Univision stations are going back up on Charter Communications after a New York judge issued a temporary restraining order in the carriage battle between the Spanish-language media giant and the cable operator.

Univision stations in 37 markets, including New York and Los Angeles, went dark at midnight Tuesday as the sides battle over interpretations of the contract governing Univision’s restransmission consent agreement with Charter. On Thursday, a New York Supreme Court judge ordered Univision’s O&O station signals restored to Charter systems for seven days while the sides fight it out in court.

The judge’s order applies to Univision O&Os across all of the affected Charter markets. Most of the signals went back up on Charter systems Thursday evening.

Univision noted that the judge’s order requires Charter to post a bond covering “the actual market value of Univision programming, rather than the inadequate rates that Charter Spectrum has been paying.”

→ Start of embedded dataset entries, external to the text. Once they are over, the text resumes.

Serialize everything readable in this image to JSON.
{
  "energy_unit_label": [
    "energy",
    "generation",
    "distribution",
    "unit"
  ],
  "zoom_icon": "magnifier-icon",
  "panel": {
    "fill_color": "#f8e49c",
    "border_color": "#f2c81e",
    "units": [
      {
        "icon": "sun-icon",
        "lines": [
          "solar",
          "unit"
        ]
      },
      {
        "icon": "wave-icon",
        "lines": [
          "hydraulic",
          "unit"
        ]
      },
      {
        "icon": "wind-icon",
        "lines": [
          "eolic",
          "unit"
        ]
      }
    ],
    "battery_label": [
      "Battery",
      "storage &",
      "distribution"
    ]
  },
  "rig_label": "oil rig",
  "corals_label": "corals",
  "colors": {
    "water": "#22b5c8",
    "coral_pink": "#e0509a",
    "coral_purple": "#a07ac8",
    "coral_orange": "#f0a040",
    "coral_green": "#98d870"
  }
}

Univision filed a lawsuit against Charter in July 2016 after the companies scuffled over the retrans contract terms. Univision maintains that Charter’s merger last year with Time Warner Cable required the cable operator to renegotiate its retrans deals for Univision.

Univision also balked when Charter sought to apply the financial terms of Univision’s pre-merger Time Warner Cable contracts across the the enlarged Charter footprint. Time Warner Cable was a bigger operator than the old Charter, which meant it was able to secure more advantageous financial terms than Charter. Charter is now the nation’s second-largest cable operator behind Comcast.

Charter this week has maintained that Univision had no right to pull its signals on Jan. 31. Univision said Thursday after the restraining order was granted that Charter has “steadfastly refused” to engage in negotiations.

Charter is the dominant cable operator in New York, Los Angeles, Dallas and other markets with large Hispanic populations.